821シリーズは、いわゆるスタンダードタイプのグローブ。
指がまっすぐピンと伸びた状態に縫い上げます。
一般的な製法でどんな方の手にもフィットするようにできています。
一方661シリーズは指がグリップを握るように湾曲した形で仕上げています。
湾曲仕上げをするためには、仕上げのアイロンはもちろん湾曲型ですし、それ以前にパーツの形も全然異なってきます。
(661シリーズと821シリーズでは共通のパーツは無いので、どちらも専用の抜き型を使います)
指の横の面のパーツを、ハギと呼んでいるのですが、湾曲のハギは取り付けるのに繊細な作業を要求されます。
ハギが曲がっている方が661シリーズ用、まっすぐなのが821シリーズ用です。
少し専門的な話になりますが、たとえば2つの生地を縫い合わせるとして、端が直線の部分と直線の部分を重ね合わせて縫製をする場合より、直線の部分とカーブの部分をあわせて縫製する場合のほうが難しい作業になります。
直線の部分と直線の部分を縫製する場合は、線と線が合うように重ねてまっすぐ縫うだけなのであまり難しい作業ではありません
(それでも、始めと終わりできちんと帳尻があうようにしたり、線がぶれないように縫うのにはそれなりのテクニックが要求されます)

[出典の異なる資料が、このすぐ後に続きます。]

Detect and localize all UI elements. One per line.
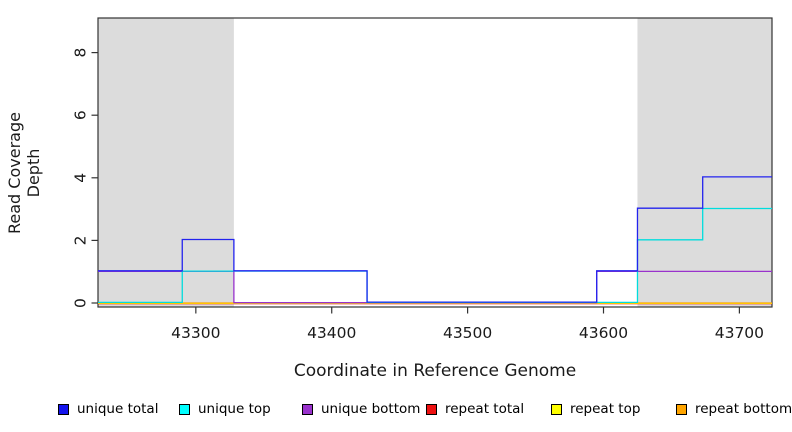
x-axis-title: Coordinate in Reference Genome <box>293 361 577 381</box>
legend-label: unique bottom <box>321 401 421 417</box>
legend-item-unique-top: unique top <box>179 401 271 417</box>
legend-label: repeat total <box>445 401 525 417</box>
legend-swatch-icon <box>179 403 190 415</box>
series-line-unique-total <box>98 176 772 303</box>
x-tick-label: 43400 <box>307 324 356 342</box>
legend-item-repeat-total: repeat total <box>426 401 524 417</box>
y-axis-title: Read Coverage Depth <box>5 112 43 234</box>
legend-label: repeat top <box>570 401 641 417</box>
y-tick-label: 6 <box>71 110 89 120</box>
legend-swatch-icon <box>551 403 562 415</box>
legend: unique total unique top unique bottom repea… <box>0 398 792 424</box>
plot-box <box>97 17 773 308</box>
y-tick-label: 8 <box>71 48 89 58</box>
shaded-region-0 <box>98 18 234 307</box>
y-tick-label: 4 <box>71 173 89 183</box>
legend-label: unique total <box>77 401 159 417</box>
x-tick-label: 43600 <box>579 324 628 342</box>
legend-item-repeat-bottom: repeat bottom <box>676 401 792 417</box>
legend-item-unique-bottom: unique bottom <box>302 401 420 417</box>
x-tick-label: 43500 <box>443 324 492 342</box>
legend-swatch-icon <box>58 403 69 415</box>
legend-label: repeat bottom <box>695 401 792 417</box>
legend-item-unique-total: unique total <box>58 401 158 417</box>
legend-swatch-icon <box>676 403 687 415</box>
legend-swatch-icon <box>302 403 313 415</box>
legend-item-repeat-top: repeat top <box>551 401 640 417</box>
x-tick-label: 43300 <box>171 324 220 342</box>
legend-label: unique top <box>198 401 271 417</box>
x-tick-label: 43700 <box>715 324 764 342</box>
y-tick-label: 0 <box>71 298 89 308</box>
legend-swatch-icon <box>426 403 437 415</box>
shaded-region-1 <box>637 18 772 307</box>
y-tick-label: 2 <box>71 235 89 245</box>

661シリーズの場合、まっすぐな線とカーブの線をあわせて縫製します。
この場合、真っ直ぐな方をカーブの線に合わせるように手で曲げながら縫い合わせていきます。
こうやって立体的な指の湾曲を作ります。
さらに、この写真のとおり、ハギの上側と下側(手の甲側と掌側)では長さが違います。
そのため、手の甲側の指の部分は長く、手のひら側の指は短く計算し、手のひらのパーツや手の甲のパーツを裁断します。
そうして出来上がったグローブ#661シリーズはもちろんどなたにでも合うように作っているのですが、今ではドラコン選手や手の大きな男性の方に特に愛好家が多いように思います。